The first way is by an Intent, as in this question: Intent example. A new Activity is pushed onto the top of the stack which listens to the user, hears some speech, attempts to transcribes it (normally via the cloud) then returns the result to my app, via an onActivityResult call.
The second is by getting a SpeechRecognizer, like the code here: SpeechRecognizer example. Here, it looks like the speech is recorded and transcribed on some other thread, then callbacks bring me the results. And this is done without leaving my Activity.
I would like to understand the pros and cons of these two ways of doing speech recognition.
What I've got so far
Using the Intent:
is simple to code
avoids reinventing the wheel
gives consistent user experience of speech recognition across the device
but
might be slow for the creation of a new activity with it's own window
Using the SpeechRecognizer:
lets me retain control of UI in my app
gives me extra possibilities of things to respond to (documentation)
but
is limited to be called from the main thread
more control requires more error-checking.
In addition to all this, I'd add at least this point:
SpeechRecognizer is better for hands-free user interfaces, since your app actually gets to respond to error conditions like "No matches" and perhaps restart itself. When you use the Intent, the app beeps and shows a dialog that the user must press to continue.
My summary is as follows:
SpeechRecognizer
Show different UI or no UI at all. Do you really want your app's UI to beep? Do you really want your UI to show a dialog when there is an error and wait for user to click?

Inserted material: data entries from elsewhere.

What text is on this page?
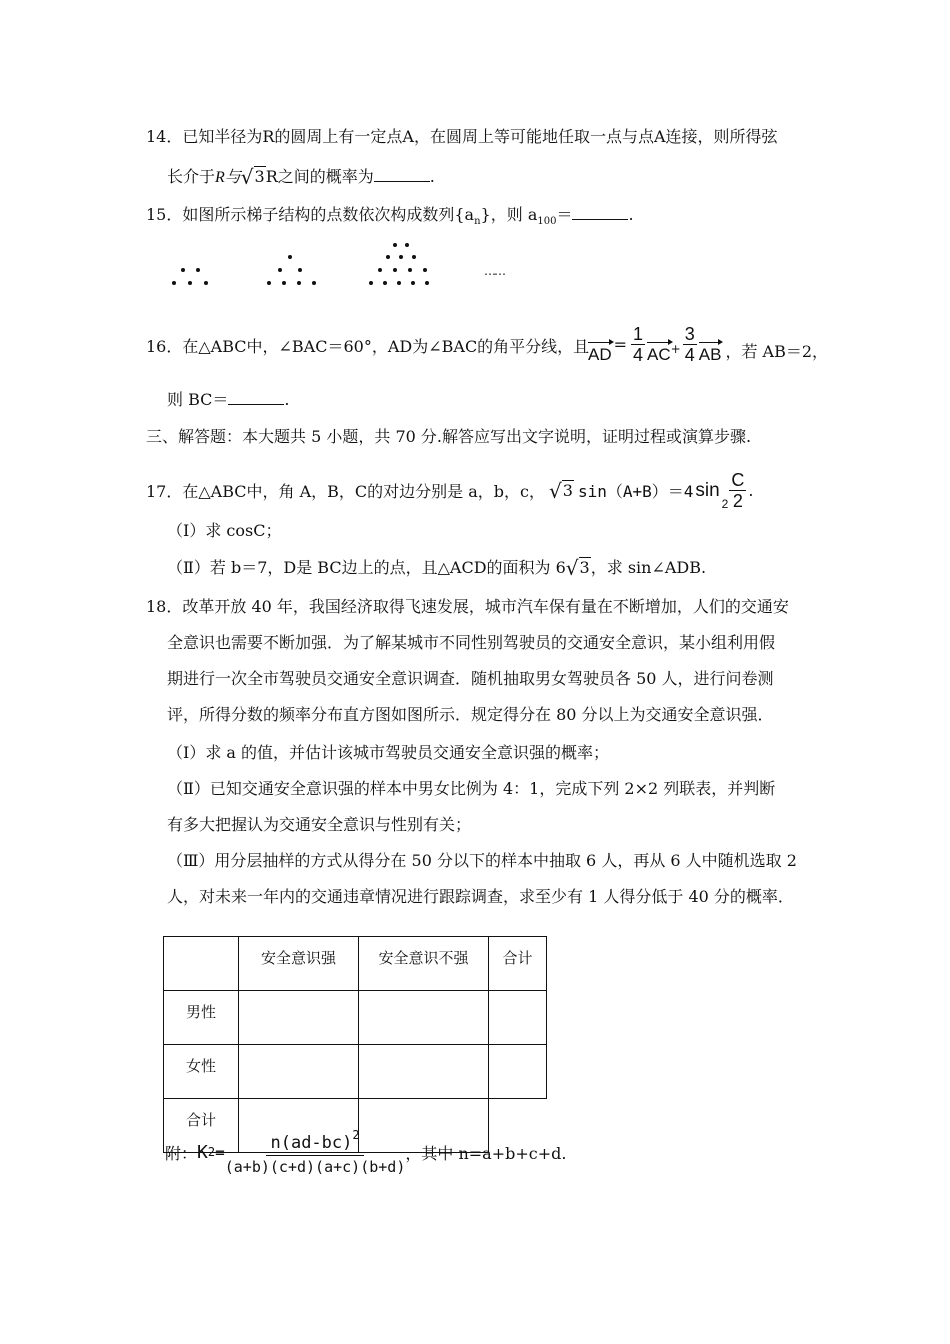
14．已知半径为R的圆周上有一定点A，在圆周上等可能地任取一点与点A连接，则所得弦
长介于R与√3R之间的概率为	.
15．如图所示梯子结构的点数依次构成数列$\{a_n\}$，则 $a_{100}=$	.
……
16．在△ABC中，∠BAC＝60°，AD为∠BAC的角平分线，且
AD
= $\frac{1}{4}$ AC + $\frac{3}{4}$ AB ，若 AB＝2，
则 BC＝	.
三、解答题：本大题共 5 小题，共 70 分.解答应写出文字说明，证明过程或演算步骤.
17．在△ABC中，角 A，B，C的对边分别是 a，b，c， √3 sin（A+B）＝4 sin
$2 \frac{C}{2}$ .
（Ⅰ）求 cosC；
（Ⅱ）若 b＝7，D是 BC边上的点，且△ACD的面积为 6√3，求 sin∠ADB.
18．改革开放 40 年，我国经济取得飞速发展，城市汽车保有量在不断增加，人们的交通安
全意识也需要不断加强．为了解某城市不同性别驾驶员的交通安全意识，某小组利用假
期进行一次全市驾驶员交通安全意识调查．随机抽取男女驾驶员各 50 人，进行问卷测
评，所得分数的频率分布直方图如图所示．规定得分在 80 分以上为交通安全意识强．
（Ⅰ）求 a 的值，并估计该城市驾驶员交通安全意识强的概率；
（Ⅱ）已知交通安全意识强的样本中男女比例为 4：1，完成下列 2×2 列联表，并判断
有多大把握认为交通安全意识与性别有关；
（Ⅲ）用分层抽样的方式从得分在 50 分以下的样本中抽取 6 人，再从 6 人中随机选取 2
人，对未来一年内的交通违章情况进行跟踪调查，求至少有 1 人得分低于 40 分的概率．
	安全意识强	安全意识不强	合计
男性			
女性			
合计			
附： K $2 = \frac{n(ad-bc)^2}{(a+b)(c+d)(a+c)(b+d)}$ ，其中 n=a+b+c+d.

App can do something else while speech recognition is happening
Can recognize speech while running in the background or from a
service
Can Handle errors better
Can access low level speech stuff like the raw audio or the RMS. Analyze that audio or use the loudness to make some kind of flashing light to indicate the app is listening
Intent
Consistent, and easy to use UI for users
Easy to program
The main difference is UI. SpeechRecognizer doesn't have any so you are responsible for creating one.
I use to wrote a prototype where I've have receiver for listening headset button, then activating speech recognition to listen for some commands. Screen was not activated so I had to use SpeechRecognizer (my UI was some prerecorded sounds and Text To Speech).
Second difference is that SpeechRecognizer has ability for constant listening. Intent version will always end exaction after some period. For example SpeechRecognizer is used by speech recognition "keyboard" so you can dictate a SMS.
In such case you will receive partial results only (in normal mode SpeechRecognizer gives only final results).
One thing that the other answers have not mentioned: if multiple speech recognizers are installed on the device then user switching between them is different depending on if "Intent" or the SpeechRecognizer is used.
In case of "Intent" the standard Activity selection dialog is popped up. The user can choose the recognizer to be used, and optionally set it globally as the default recognizer, to avoid the dialog in the future.
In case of SpeechRecognizer the user can set and configure the default recognizer in the global settings (Language and input -> Voice recognizer on ICS).
So, depending on which interface is used the documentation about setting the default recognizer and switching between recognizers should be different. (In most cases though there is just one recognizer, Google Voice Search, so this might not be a big issue in practice.)